A former boss told me many
years ago that only people who never did anything didn’t get into trouble. I have thought on that piece of wisdom many
times over the last 30 years and whenever I find myself in hot water or in a
difficult situation I console myself with the thought that at least I have done
something. It doesn’t mean that the
decision was necessarily the correct one, but it’s better to go out on a limb
once in a while than to never experience anything at all.
I feel the same way about
regrets. I am not a believer in
regrets. I think that as adults we make
decisions and we have to live with the choice we made, for better or
worse. Sometimes it does mean taking a
step to get out of the decision, but when you look back on the experience I
think that there is always something to be learned from the decision. If you haven’t learned anything then there is
something wrong with your thinking process; at the very least you should have
learned not to do it again.
When I have life altering
decisions to make I will take my time about them, I weigh the pros and cons, I
will talk to my friends and my mother (of course) and then I will make a
decision.
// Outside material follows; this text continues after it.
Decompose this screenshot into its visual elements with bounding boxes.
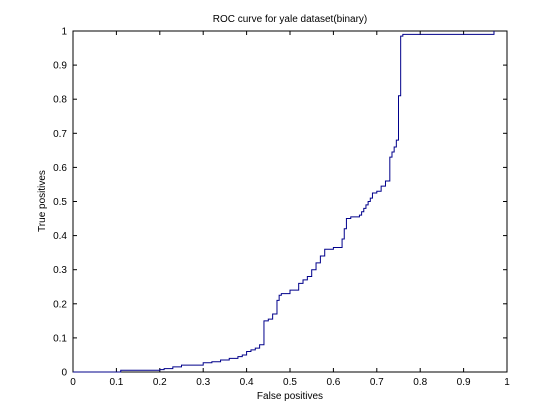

Non-life altering decisions I
will frequently make on the fly, without thinking too hard about them. That is the beauty of being single, I don’t
need to consult someone if I make a decision to fly to Ecuador or Cuba. I just need to make a note to check my bank
account and make sure the cats get fed.
If I need to buy a new furnace then I make the decision to go for it or
postpone for another year.
So why am I writing about
this? Because I get extremely frustrated
when others cannot decide whether they should urinate or get off the pot (to
purify my language). It seems to me that
if you volunteer to be on a committee
you should be adept at making a decision or else get off the committee. I would sooner watch paint dry (and you all
know how truly impatient I am with that) than sit through a meeting where no
one can take a decision to a conclusion.
OMG, I feel like jumping up and screaming “Just do it for C&^%$
sake” but I am only paid to take minutes of the meeting. Sitting on the sidelines of meetings like
that make me close to insane. I
sometimes feel like saying something like “go on, live on the edge, decide to
order in pizza instead of sandwiches” but I refrain.
One of these days though, I
just may make the decision for them. I
will just sneak it into the meeting minutes and say “hey, I just wrote down
what you said” . . . they may just believe me.